Ah, je croyais que tu étais encore au Portugal, pays que je connais bien personnellement et notamment Porto : les quais du Douro, Vila Gaia, la gastronomie avec par exemple les pasteis de nata, le stade de foot Estadao de Dragao en banlieue de Porto et son énorme centre commercial avec son Burger King, et aussi la fameuse salle de concert au centre de Porto, dans une halle et près d’une grande bibliothèque municipale…
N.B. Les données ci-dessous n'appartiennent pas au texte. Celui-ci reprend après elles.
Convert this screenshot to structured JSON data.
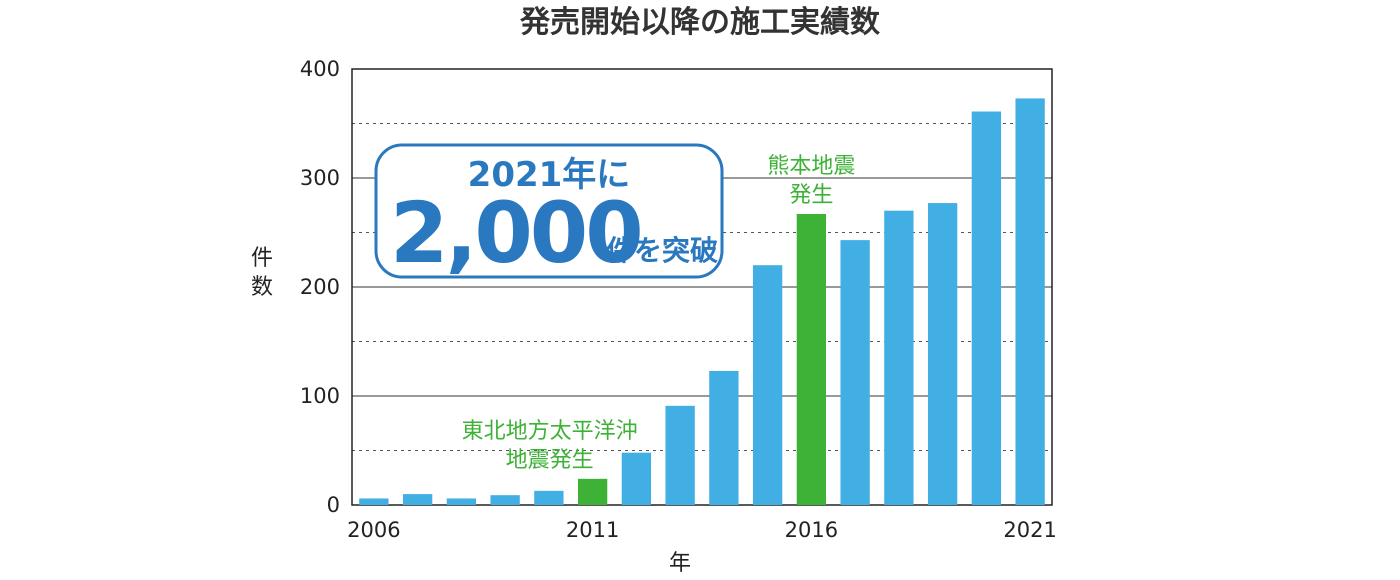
{
  "chart_data": {
    "type": "bar",
    "title": "発売開始以降の施工実績数",
    "xlabel": "年",
    "ylabel": "件数",
    "ylim": [
      0,
      400
    ],
    "yticks": [
      "0",
      "100",
      "200",
      "300",
      "400"
    ],
    "grid": true,
    "categories": [
      "2006",
      "2007",
      "2008",
      "2009",
      "2010",
      "2011",
      "2012",
      "2013",
      "2014",
      "2015",
      "2016",
      "2017",
      "2018",
      "2019",
      "2020",
      "2021"
    ],
    "xtick_labels": [
      "2006",
      "2011",
      "2016",
      "2021"
    ],
    "values": [
      6,
      10,
      6,
      9,
      13,
      24,
      48,
      91,
      123,
      220,
      267,
      243,
      270,
      277,
      361,
      373
    ],
    "colors": {
      "default": "#41aee4",
      "highlight": "#3db236",
      "callout": "#2a78bf"
    },
    "highlight_categories": [
      "2011",
      "2016"
    ],
    "annotations": [
      {
        "lines": [
          "東北地方太平洋沖",
          "地震発生"
        ],
        "category": "2011"
      },
      {
        "lines": [
          "熊本地震",
          "発生"
        ],
        "category": "2016"
      }
    ],
    "callout": {
      "line1": "2021年に",
      "big": "2,000",
      "small": "件を突破"
    }
  }
}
Oui, c’est une ville magnifique. Ça reste la ville où j’ai grandi et y reviens de temps à autre puisque j’y ai ma famille. Il y a donc toujours une bonne raison d’y retourner. (rires) La salle de concert dont tu parles, je pense, c’est le Hard Club, au Mercado Borges.
Oui, c’est ça. Y avez-vous joué d’ailleurs au Hard Club ?
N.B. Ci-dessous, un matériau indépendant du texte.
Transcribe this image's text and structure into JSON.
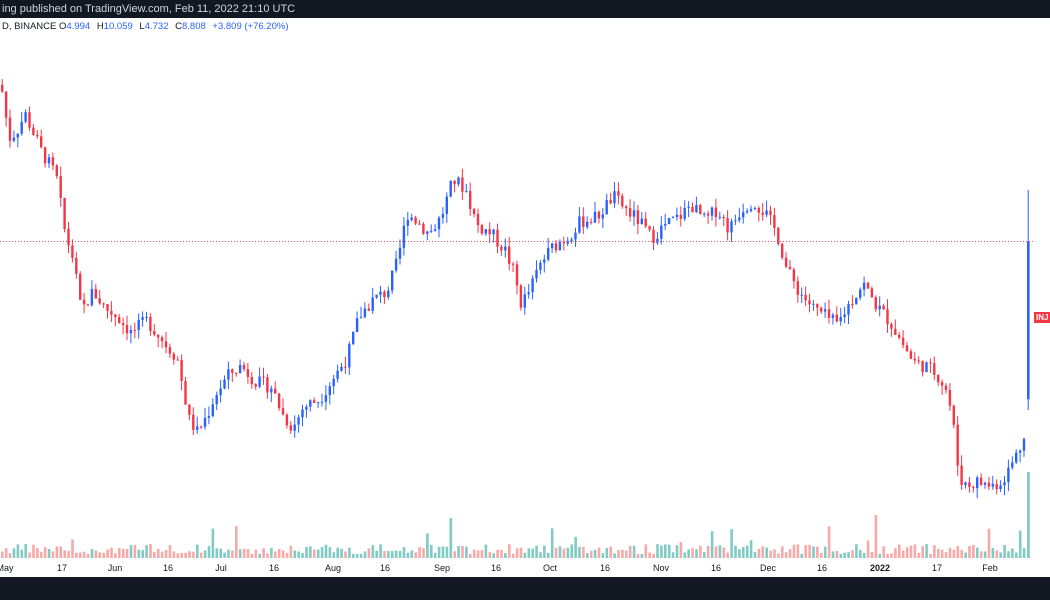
{
  "header": {
    "caption": "ing published on TradingView.com, Feb 11, 2022 21:10 UTC"
  },
  "legend": {
    "symbol": "D, BINANCE",
    "open_label": "O",
    "open": "4.994",
    "high_label": "H",
    "high": "10.059",
    "low_label": "L",
    "low": "4.732",
    "close_label": "C",
    "close": "8.808",
    "change": "+3.809 (+76.20%)"
  },
  "price_tag": "INJ",
  "colors": {
    "up": "#2962ff",
    "down": "#f23645",
    "vol_up": "#80cbc4",
    "vol_down": "#f7a9a7",
    "last_line": "#f23645"
  },
  "chart_data": {
    "type": "candlestick",
    "title": "",
    "xlabel": "",
    "ylabel": "",
    "x_ticks": [
      "May",
      "17",
      "Jun",
      "16",
      "Jul",
      "16",
      "Aug",
      "16",
      "Sep",
      "16",
      "Oct",
      "16",
      "Nov",
      "16",
      "Dec",
      "16",
      "2022",
      "17",
      "Feb"
    ],
    "last_close": 8.808,
    "current_candle": {
      "open": 4.994,
      "high": 10.059,
      "low": 4.732,
      "close": 8.808
    },
    "approx_close_path": [
      [
        0,
        12.6
      ],
      [
        8,
        11.3
      ],
      [
        16,
        11.5
      ],
      [
        24,
        11.9
      ],
      [
        40,
        11.0
      ],
      [
        55,
        10.4
      ],
      [
        64,
        9.0
      ],
      [
        72,
        8.4
      ],
      [
        80,
        7.1
      ],
      [
        92,
        7.6
      ],
      [
        104,
        7.2
      ],
      [
        116,
        7.0
      ],
      [
        130,
        6.6
      ],
      [
        146,
        6.9
      ],
      [
        162,
        6.4
      ],
      [
        176,
        6.0
      ],
      [
        188,
        4.5
      ],
      [
        196,
        4.2
      ],
      [
        206,
        4.6
      ],
      [
        214,
        5.1
      ],
      [
        228,
        5.6
      ],
      [
        240,
        5.8
      ],
      [
        256,
        5.4
      ],
      [
        270,
        5.3
      ],
      [
        282,
        4.6
      ],
      [
        292,
        4.3
      ],
      [
        302,
        4.8
      ],
      [
        318,
        5.0
      ],
      [
        332,
        5.5
      ],
      [
        346,
        6.0
      ],
      [
        358,
        7.0
      ],
      [
        372,
        7.4
      ],
      [
        386,
        7.6
      ],
      [
        396,
        8.3
      ],
      [
        406,
        9.5
      ],
      [
        416,
        9.3
      ],
      [
        428,
        9.0
      ],
      [
        440,
        9.4
      ],
      [
        452,
        10.3
      ],
      [
        464,
        10.1
      ],
      [
        476,
        9.2
      ],
      [
        490,
        9.0
      ],
      [
        504,
        8.6
      ],
      [
        512,
        8.1
      ],
      [
        520,
        7.3
      ],
      [
        528,
        7.6
      ],
      [
        540,
        8.3
      ],
      [
        552,
        8.7
      ],
      [
        566,
        8.9
      ],
      [
        580,
        9.3
      ],
      [
        596,
        9.4
      ],
      [
        612,
        9.9
      ],
      [
        624,
        9.6
      ],
      [
        638,
        9.3
      ],
      [
        650,
        8.9
      ],
      [
        664,
        9.2
      ],
      [
        678,
        9.4
      ],
      [
        690,
        9.7
      ],
      [
        704,
        9.3
      ],
      [
        716,
        9.6
      ],
      [
        728,
        9.1
      ],
      [
        740,
        9.6
      ],
      [
        752,
        9.8
      ],
      [
        764,
        9.5
      ],
      [
        776,
        9.0
      ],
      [
        786,
        8.1
      ],
      [
        798,
        7.6
      ],
      [
        812,
        7.2
      ],
      [
        824,
        7.0
      ],
      [
        836,
        6.8
      ],
      [
        848,
        7.3
      ],
      [
        862,
        7.8
      ],
      [
        874,
        7.3
      ],
      [
        888,
        6.9
      ],
      [
        900,
        6.4
      ],
      [
        912,
        5.9
      ],
      [
        924,
        5.8
      ],
      [
        936,
        5.6
      ],
      [
        946,
        5.2
      ],
      [
        952,
        4.4
      ],
      [
        958,
        3.1
      ],
      [
        966,
        2.9
      ],
      [
        976,
        3.0
      ],
      [
        990,
        2.9
      ],
      [
        1000,
        3.0
      ],
      [
        1008,
        3.3
      ],
      [
        1016,
        3.7
      ],
      [
        1022,
        4.0
      ],
      [
        1026,
        5.0
      ]
    ]
  }
}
Oui, avec Gaerea on y a déjà joué quelques fois, c’est vraiment un chouette endroit.
En parlant de concerts, Gaerea s’est produit dernièrement lors d’un concert en Grèce [Ndlr : entretien réalisé le 10/09/2024], et cet automne vous partez aux États-Unis pour une nouvelle tournée qui commencera par un show à Philadelphie. C’est plutôt chargé alors qu’il y a la promotion de ce nouvel album Coma dans le même temps. C’est la première fois que vous allez jouer outre-Atlantique ?
En effet, c’est plutôt chargé. On se prépare à présent pour cette tournée américaine. En fait, c’est déjà la troisième fois que l’on va jouer là-bas. On y a été il y a deux ans notamment.
Et comment te sens-tu ? Tu es excité à l’idée de retourner jouer aux États-Unis ? Tu te prépares comment ? Vous répétez beaucoup ?
Ouais, c’est un peu fou. On se prépare beaucoup, oui, c’est toute une organisation, ça nécessite du travail en amont, et ça devient de plus en plus important, notamment au niveau de l’équipe. Cette troisième tournée américaine est donc d’autant plus importante pour nous, et on s’implique davantage encore.
Je me permets de revenir à l’été 2023 où l’on a pu vous voir en concert lors du festival Motocultor en Bretagne à Carhaix, en France. On était bien sûr au premier rang, et on alors remarqué la présence de votre nouvelle seconde guitariste, Sonja Schuringa (ex-Dictated). Et cette dernière m’a confié avoir cassé sa guitare ou bien ses cordes de guitares juste avant de monter sur scène, alors qu’elle venait d’arriver dans le groupe peu de temps auparavant. T’en souviens-tu de ce moment à ce concert français ?
Oh, je ne me souviens pas spécialement le cas de ce concert. Après, le fait de casser ses cordes de guitares sur scène ou juste avant arrive souvent, ce n’est pas unique. On joue fort sur nos guitares, on joue la musique extrême, aussi faut dire, tu sais ! (rires)
Rappelons que tu es donc le chanteur, principal compositeur et parolier de Gaerea. Et c’est donc toi qui composes les musiques des chansons à la guitare au départ, c’est bien ça ?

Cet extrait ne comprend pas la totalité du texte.